- Born: 1947 (age 78–79) Edinburgh, Scotland, United Kingdom
- Known for: Painting
- Elected: Member of Royal Scottish Academy
- Website: www.joycecairns.co.uk

= Joyce W. Cairns =

Scottish painter and printmaker

Footdee Gospel Hall Studio Garden

Joyce W. Cairns is a Scottish painter and printmaker based in Broughty Ferry, Scotland. In 2018, she was elected president of the Royal Scottish Academy (RSA).

==Biography==
Born in Edinburgh in 1947, Cairns was brought up in North East Scotland, where her father was a school master. In 1966, she went to Gray's School of Art in Aberdeen where she studied until 1970. She then took a Master of Art at the Royal College of Art in London from 1971 to 1974. This was followed by a fellowship at Gloucestershire College of Art and Design in Cheltenham. She went on to undertake a further period of study at Goldsmiths' College before returning to Aberdeen in 1976 to take up a teaching post at Gray’s School of Art. On returning to Aberdeen, she moved into the small fishing village of Footdee at the mouth of the harbour in Aberdeen. With small houses facing on to a square, the village is flanked on one side by the industrial harbour of Aberdeen, and the large boats that pass by the house often appear in her paintings.

In 1985, Cairns was elected an associate member of the Royal Scottish Academy, became a full member in 1998 and in 2018 was elected president of the Royal Scottish Academy of Art and Architecture (RSA), the first woman to hold the position in the Academy's history. From 1985 to 1988 she served as the first female president of the Aberdeen Artist’s Society. Cairns took early retirement from teaching in 2004 to focus completely on painting. She now lives in Broughty Ferry, a suburb of Dundee.

==Work==
Cairns is a ‘figurative painter of great expressive power’. Her paintings express autobiographical and psychological themes. In the 1970s, mythology was a great influence in her work, but it has been the themes of family, war, and memory that have dominated since. In 2006, Aberdeen Art Gallery hosted a major exhibition entitled War Tourist, an exhibition that recounted the horrors of war in personal terms through her own family history and as a passive observer or war tourist. Cairns visited Tunisia, where her father saw active service, and later Bosnia and the concentration camps of Eastern Europe. The outcome of these travels and years of research were exhibited in 26 large paintings in Aberdeen Art Gallery. Cairns' painting style is rooted in Expressionism and uses iconography to express a narrative. Often working on a large scale, Cairns' preferred medium is oil on board and the artist uses a grid to plan out elements in a composition.

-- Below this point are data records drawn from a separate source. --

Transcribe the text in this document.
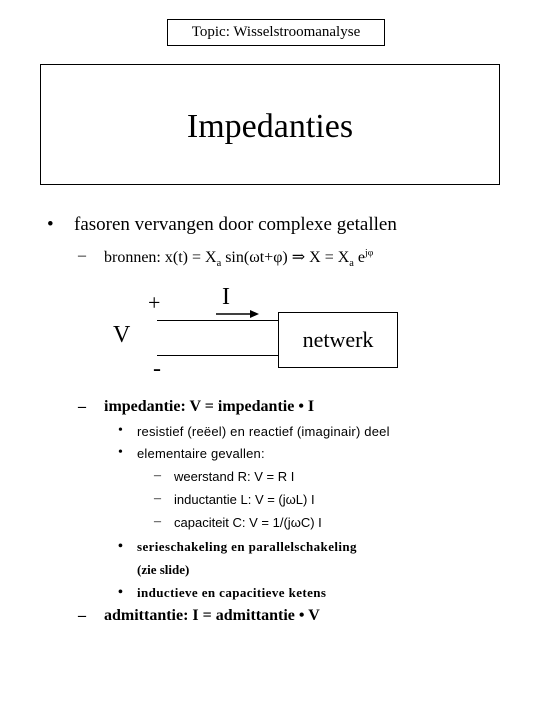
Topic: Wisselstroomanalyse
Impedanties
• fasoren vervangen door complexe getallen
– bronnen: $x(t) = X_a$ sin(ωt+φ) ⇒ $X = X_a$ $e^{j\varphi}$
+	I
V
-
netwerk
– impedantie: V = impedantie • I
• resistief (reëel) en reactief (imaginair) deel
• elementaire gevallen:
– weerstand R: V = R I
– inductantie L: V = (jωL) I
– capaciteit C: V = 1/(jωC) I
• serieschakeling en parallelschakeling
(zie slide)
• inductieve en capacitieve ketens
– admittantie: I = admittantie • V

Cairns has work in public collections including, Aberdeen University, Robert Gordon University, Strathclyde University, Grampian Hospitals Trust, Perth and Kinross Council and Angus Council. She exhibits work in the Compass Gallery, Tatha Gallery in Newport-on-Tay and Kilmorack Gallery.

Her work has been written about in many publications including War Tourist and an interview with Janet Mackenzie in Studio International Contemporary Arts Magazine.